DWARKESH PATEL: I want to understand what that exponential looks like right now because the first question I asked you when we recorded three years ago was what’s up with scaling? Why does it work? And I have a similar question now, but I feel like it’s a more complicated question because at least from the public’s point of view, yes, three years ago there were these well known public trends where across many orders of magnitude of compute you could see how the loss improves.

And now we have RL scaling and there’s no publicly known scaling law for it. It’s not even clear what exactly the story is of is this supposed to be teaching the model skills? Is it supposed to be teaching meta learning? What is the scaling hypothesis at this point?

DARIO AMODEI: Yeah, so I have actually the same hypothesis that I had even all the way back in 2017. So in 2017 I think I talked about it last time, but I wrote a doc called “The Big Blob of Compute Hypothesis.” And it wasn’t about the scaling of language models in particular when I wrote it. GPT-1 had just come out. So that was one among many things.

Back in those days there was robotics. People tried to work on reasoning as a separate thing from language models. There was scaling of the kind of RL that happened in AlphaGo and that happened at Dota, at OpenAI and people remember StarCraft, at DeepMind, the AlphaStar. So it was written as a more general document.

And the specific thing I said was the following. Rich Sutton put out “The Bitter Lesson” a couple of years later. But the hypothesis is basically the same. So what it says is all the cleverness, all the techniques, all the “we need a new method to do something” like that doesn’t matter very much. There are only a few things that matter and I think I listed seven of them.

One is how much raw compute you have. The other is the quantity of data that you have. Then the third is the quality and distribution of data. It needs to be a broad distribution of data. The fourth is I think how long you train for. The fifth is you need an objective function that can scale to the moon. So the pre-training objective function is one such objective function.

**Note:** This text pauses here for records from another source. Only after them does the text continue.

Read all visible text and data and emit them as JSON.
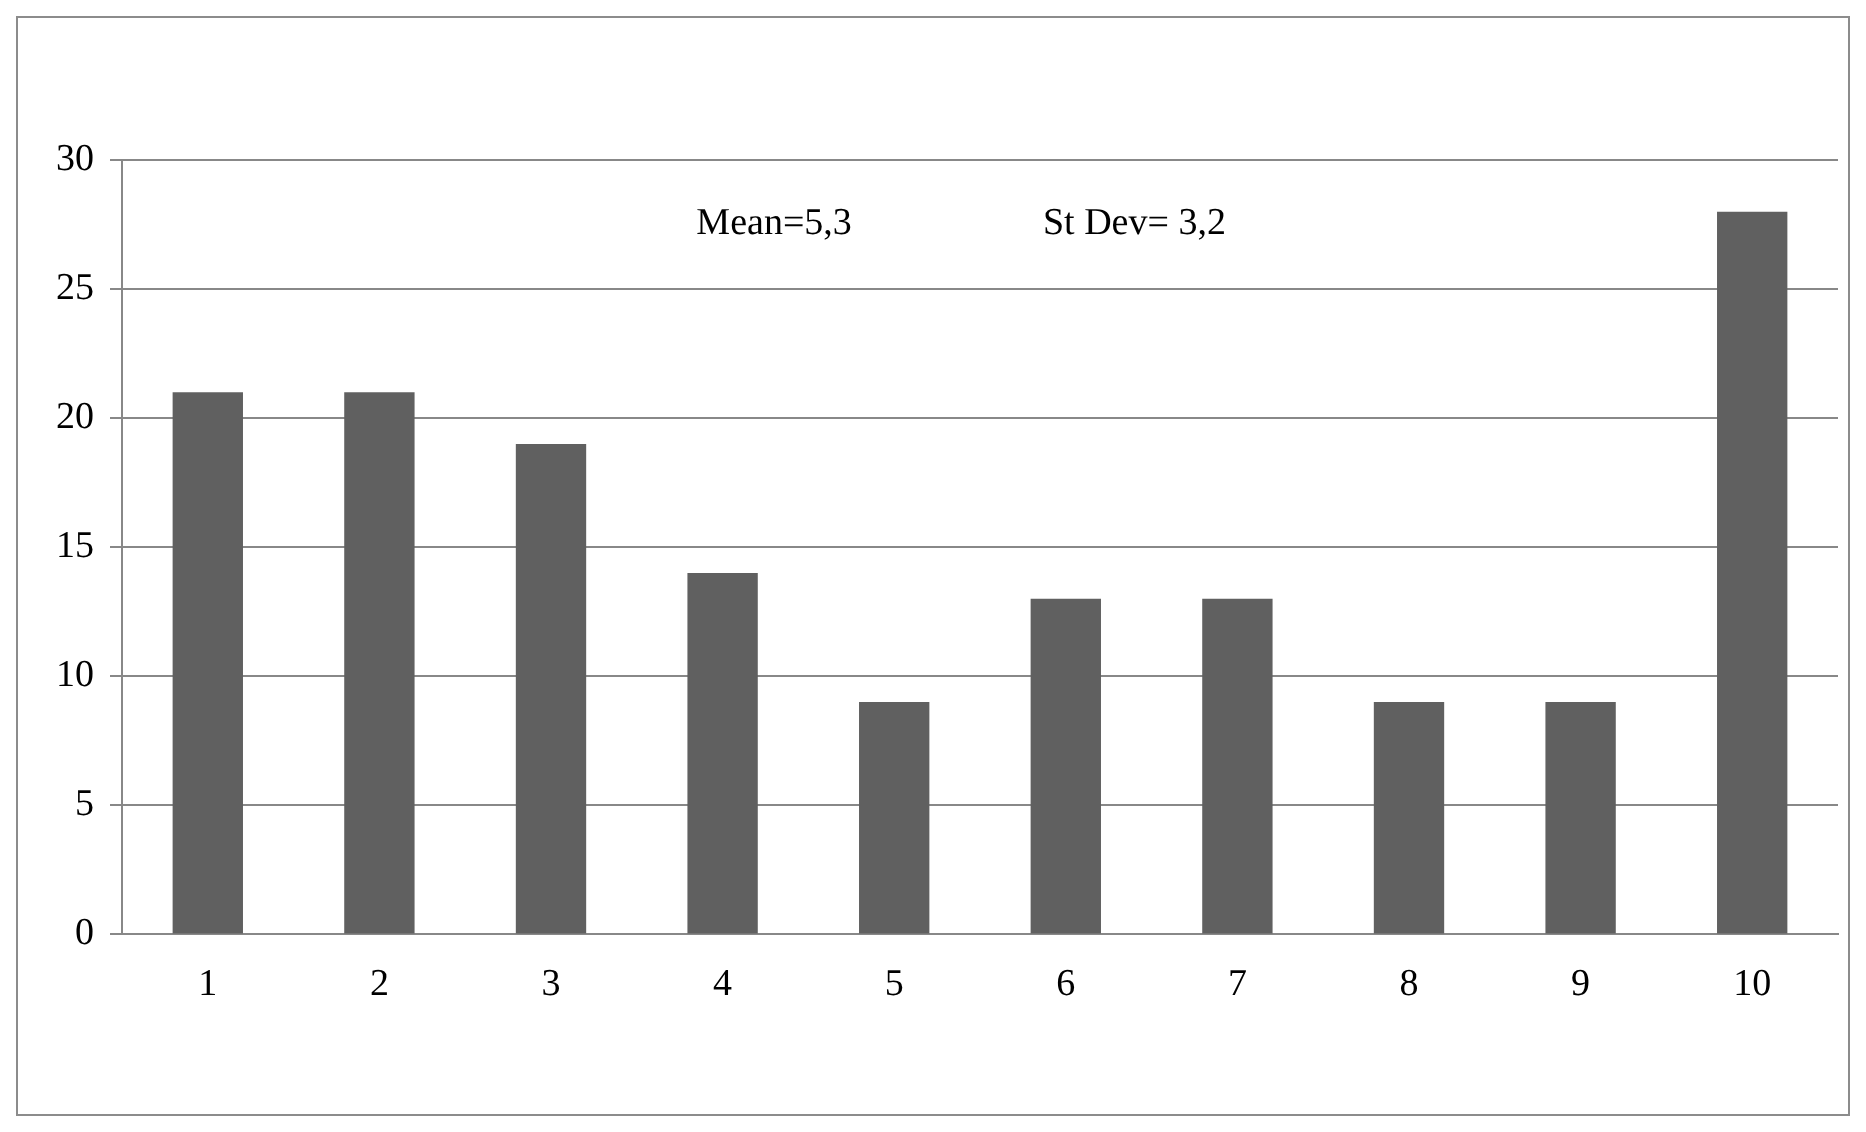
{
  "chart_data": {
    "type": "bar",
    "categories": [
      "1",
      "2",
      "3",
      "4",
      "5",
      "6",
      "7",
      "8",
      "9",
      "10"
    ],
    "values": [
      21,
      21,
      19,
      14,
      9,
      13,
      13,
      9,
      9,
      28
    ],
    "color": "#606060",
    "ylim": [
      0,
      30
    ],
    "yticks": [
      0,
      5,
      10,
      15,
      20,
      25,
      30
    ],
    "grid": "y",
    "annotations": [
      "Mean=5,3",
      "St Dev= 3,2"
    ]
  }
}
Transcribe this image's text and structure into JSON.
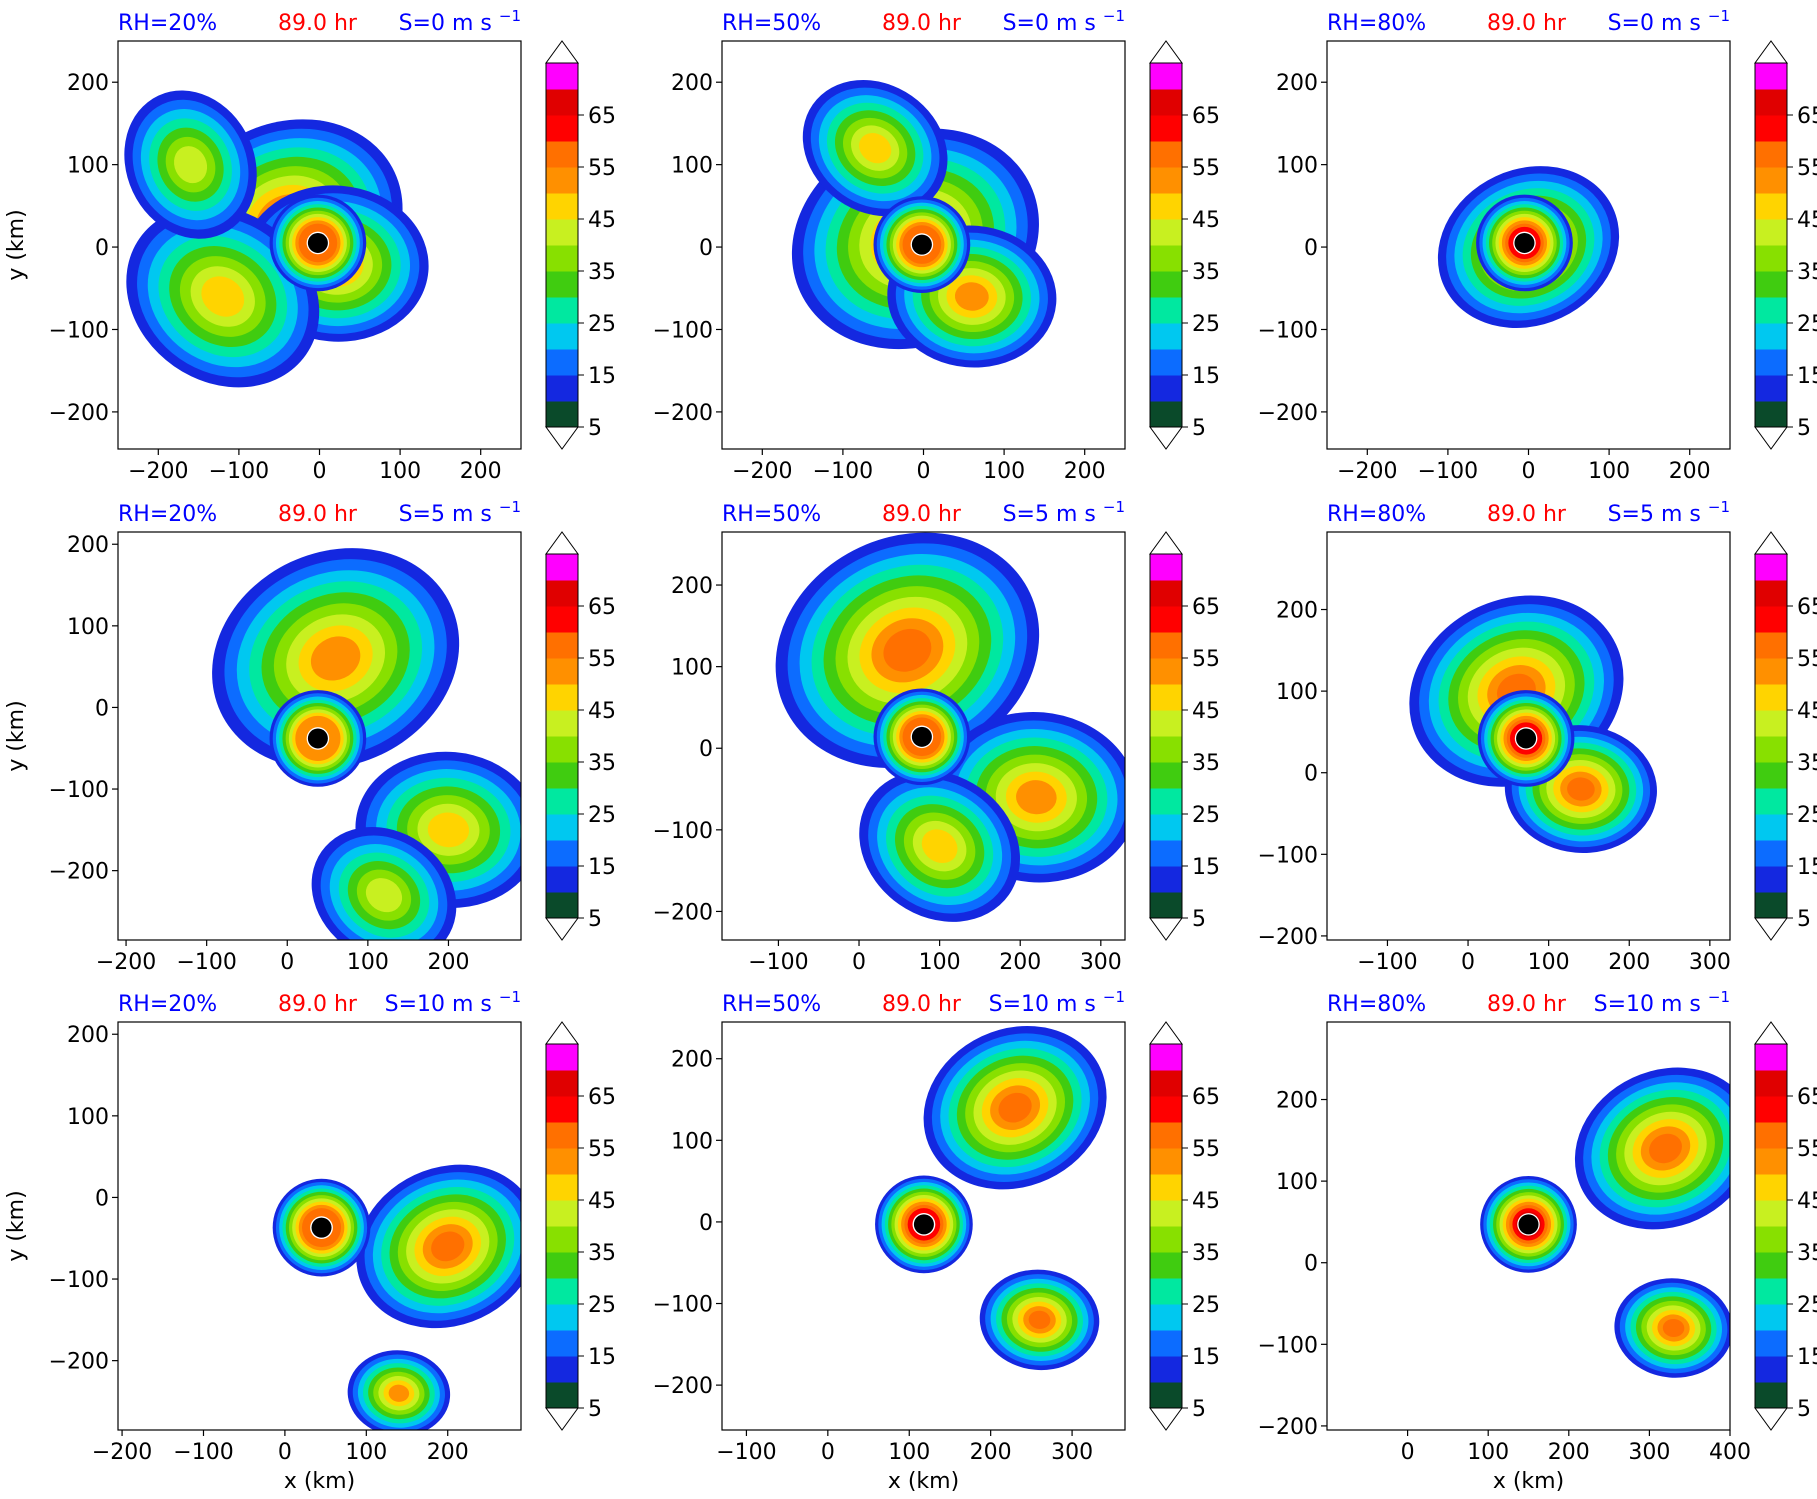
{
  "colorbar": {
    "ticks": [
      "5",
      "15",
      "25",
      "35",
      "45",
      "55",
      "65"
    ],
    "levels": [
      5,
      10,
      15,
      20,
      25,
      30,
      35,
      40,
      45,
      50,
      55,
      60,
      65,
      70
    ],
    "colors": [
      "#0a4a2a",
      "#1428e0",
      "#0c6cff",
      "#00c8f0",
      "#00e8a0",
      "#40cc10",
      "#88e000",
      "#c8f020",
      "#ffd400",
      "#ff9000",
      "#ff7000",
      "#ff0000",
      "#e00000",
      "#ff00ff",
      "#d070e0",
      "#f6c8f2"
    ]
  },
  "panel_text": {
    "time": "89.0 hr",
    "x_axis_label": "x (km)",
    "y_axis_label": "y (km)",
    "time_color": "#ff0000",
    "label_color": "#0000ff"
  },
  "chart_data": [
    {
      "type": "heatmap",
      "rh": "RH=20%",
      "shear": "S=0 m s",
      "shear_exp": "−1",
      "time": "89.0 hr",
      "xlim": [
        -250,
        250
      ],
      "ylim": [
        -245,
        250
      ],
      "xticks": [
        "−200",
        "−100",
        "0",
        "100",
        "200"
      ],
      "xtick_values": [
        -200,
        -100,
        0,
        100,
        200
      ],
      "yticks": [
        "200",
        "100",
        "0",
        "−100",
        "−200"
      ],
      "ytick_values": [
        200,
        100,
        0,
        -100,
        -200
      ],
      "center": [
        -2,
        5
      ],
      "peak": 50,
      "features": [
        {
          "x": -40,
          "y": 30,
          "r": 140
        },
        {
          "x": 20,
          "y": -20,
          "r": 110
        },
        {
          "x": -120,
          "y": -60,
          "r": 120
        },
        {
          "x": -160,
          "y": 100,
          "r": 90
        }
      ]
    },
    {
      "type": "heatmap",
      "rh": "RH=50%",
      "shear": "S=0 m s",
      "shear_exp": "−1",
      "time": "89.0 hr",
      "xlim": [
        -250,
        250
      ],
      "ylim": [
        -245,
        250
      ],
      "xticks": [
        "−200",
        "−100",
        "0",
        "100",
        "200"
      ],
      "xtick_values": [
        -200,
        -100,
        0,
        100,
        200
      ],
      "yticks": [
        "200",
        "100",
        "0",
        "−100",
        "−200"
      ],
      "ytick_values": [
        200,
        100,
        0,
        -100,
        -200
      ],
      "center": [
        -2,
        3
      ],
      "peak": 50,
      "features": [
        {
          "x": -10,
          "y": 10,
          "r": 150
        },
        {
          "x": 60,
          "y": -60,
          "r": 100
        },
        {
          "x": -60,
          "y": 120,
          "r": 90
        }
      ]
    },
    {
      "type": "heatmap",
      "rh": "RH=80%",
      "shear": "S=0 m s",
      "shear_exp": "−1",
      "time": "89.0 hr",
      "xlim": [
        -250,
        250
      ],
      "ylim": [
        -245,
        250
      ],
      "xticks": [
        "−200",
        "−100",
        "0",
        "100",
        "200"
      ],
      "xtick_values": [
        -200,
        -100,
        0,
        100,
        200
      ],
      "yticks": [
        "200",
        "100",
        "0",
        "−100",
        "−200"
      ],
      "ytick_values": [
        200,
        100,
        0,
        -100,
        -200
      ],
      "center": [
        -5,
        5
      ],
      "peak": 55,
      "features": [
        {
          "x": 0,
          "y": 0,
          "r": 110
        }
      ]
    },
    {
      "type": "heatmap",
      "rh": "RH=20%",
      "shear": "S=5 m s",
      "shear_exp": "−1",
      "time": "89.0 hr",
      "xlim": [
        -210,
        290
      ],
      "ylim": [
        -285,
        215
      ],
      "xticks": [
        "−200",
        "−100",
        "0",
        "100",
        "200"
      ],
      "xtick_values": [
        -200,
        -100,
        0,
        100,
        200
      ],
      "yticks": [
        "200",
        "100",
        "0",
        "−100",
        "−200"
      ],
      "ytick_values": [
        200,
        100,
        0,
        -100,
        -200
      ],
      "center": [
        38,
        -38
      ],
      "peak": 45,
      "features": [
        {
          "x": 60,
          "y": 60,
          "r": 150
        },
        {
          "x": 200,
          "y": -150,
          "r": 110
        },
        {
          "x": 120,
          "y": -230,
          "r": 90
        }
      ]
    },
    {
      "type": "heatmap",
      "rh": "RH=50%",
      "shear": "S=5 m s",
      "shear_exp": "−1",
      "time": "89.0 hr",
      "xlim": [
        -170,
        330
      ],
      "ylim": [
        -235,
        265
      ],
      "xticks": [
        "−100",
        "0",
        "100",
        "200",
        "300"
      ],
      "xtick_values": [
        -100,
        0,
        100,
        200,
        300
      ],
      "yticks": [
        "200",
        "100",
        "0",
        "−100",
        "−200"
      ],
      "ytick_values": [
        200,
        100,
        0,
        -100,
        -200
      ],
      "center": [
        78,
        14
      ],
      "peak": 50,
      "features": [
        {
          "x": 60,
          "y": 120,
          "r": 160
        },
        {
          "x": 220,
          "y": -60,
          "r": 120
        },
        {
          "x": 100,
          "y": -120,
          "r": 100
        }
      ]
    },
    {
      "type": "heatmap",
      "rh": "RH=80%",
      "shear": "S=5 m s",
      "shear_exp": "−1",
      "time": "89.0 hr",
      "xlim": [
        -175,
        325
      ],
      "ylim": [
        -205,
        295
      ],
      "xticks": [
        "−100",
        "0",
        "100",
        "200",
        "300"
      ],
      "xtick_values": [
        -100,
        0,
        100,
        200,
        300
      ],
      "yticks": [
        "200",
        "100",
        "0",
        "−100",
        "−200"
      ],
      "ytick_values": [
        200,
        100,
        0,
        -100,
        -200
      ],
      "center": [
        72,
        42
      ],
      "peak": 55,
      "features": [
        {
          "x": 60,
          "y": 100,
          "r": 130
        },
        {
          "x": 140,
          "y": -20,
          "r": 90
        }
      ]
    },
    {
      "type": "heatmap",
      "rh": "RH=20%",
      "shear": "S=10 m s",
      "shear_exp": "−1",
      "time": "89.0 hr",
      "xlim": [
        -205,
        290
      ],
      "ylim": [
        -285,
        215
      ],
      "xticks": [
        "−200",
        "−100",
        "0",
        "100",
        "200"
      ],
      "xtick_values": [
        -200,
        -100,
        0,
        100,
        200
      ],
      "yticks": [
        "200",
        "100",
        "0",
        "−100",
        "−200"
      ],
      "ytick_values": [
        200,
        100,
        0,
        -100,
        -200
      ],
      "center": [
        45,
        -37
      ],
      "peak": 50,
      "features": [
        {
          "x": 200,
          "y": -60,
          "r": 110
        },
        {
          "x": 140,
          "y": -240,
          "r": 60
        }
      ]
    },
    {
      "type": "heatmap",
      "rh": "RH=50%",
      "shear": "S=10 m s",
      "shear_exp": "−1",
      "time": "89.0 hr",
      "xlim": [
        -130,
        365
      ],
      "ylim": [
        -255,
        245
      ],
      "xticks": [
        "−100",
        "0",
        "100",
        "200",
        "300"
      ],
      "xtick_values": [
        -100,
        0,
        100,
        200,
        300
      ],
      "yticks": [
        "200",
        "100",
        "0",
        "−100",
        "−200"
      ],
      "ytick_values": [
        200,
        100,
        0,
        -100,
        -200
      ],
      "center": [
        118,
        -3
      ],
      "peak": 55,
      "features": [
        {
          "x": 230,
          "y": 140,
          "r": 110
        },
        {
          "x": 260,
          "y": -120,
          "r": 70
        }
      ]
    },
    {
      "type": "heatmap",
      "rh": "RH=80%",
      "shear": "S=10 m s",
      "shear_exp": "−1",
      "time": "89.0 hr",
      "xlim": [
        -100,
        400
      ],
      "ylim": [
        -205,
        295
      ],
      "xticks": [
        "0",
        "100",
        "200",
        "300",
        "400"
      ],
      "xtick_values": [
        0,
        100,
        200,
        300,
        400
      ],
      "yticks": [
        "200",
        "100",
        "0",
        "−100",
        "−200"
      ],
      "ytick_values": [
        200,
        100,
        0,
        -100,
        -200
      ],
      "center": [
        150,
        47
      ],
      "peak": 60,
      "features": [
        {
          "x": 320,
          "y": 140,
          "r": 110
        },
        {
          "x": 330,
          "y": -80,
          "r": 70
        }
      ]
    }
  ]
}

Another objective function is the kind of RL objective function that says you have a goal, you’re going to go out and reach the goal. Within that of course there’s objective rewards like you see in math and coding and there’s more subjective rewards like you see in RL from human feedback or higher order versions of that. And then the sixth and seventh were things around normalization or conditioning, like just getting the numerical stability so that the big blob of compute flows in this laminar way instead of running into problems.

So that was the hypothesis and it’s a hypothesis I still hold. I don’t think I’ve seen very much that is not in line with that hypothesis. And so the pre-trained scaling laws were one example of what we see there. And indeed those have continued going. I think now it’s been widely reported like we feel good about pre-training, like pre-training is continuing to give us gains.

What has changed is that now we’re also seeing the same thing for RL. So we’re seeing a pre-training phase and then we’re seeing an RL phase on top of that. And with RL it’s actually just the same. Even other companies have published in some of their releases things that say look, we train the model on math contests, AIME or other things and how well the model does is log linear and how long we’ve trained it and we see that as well.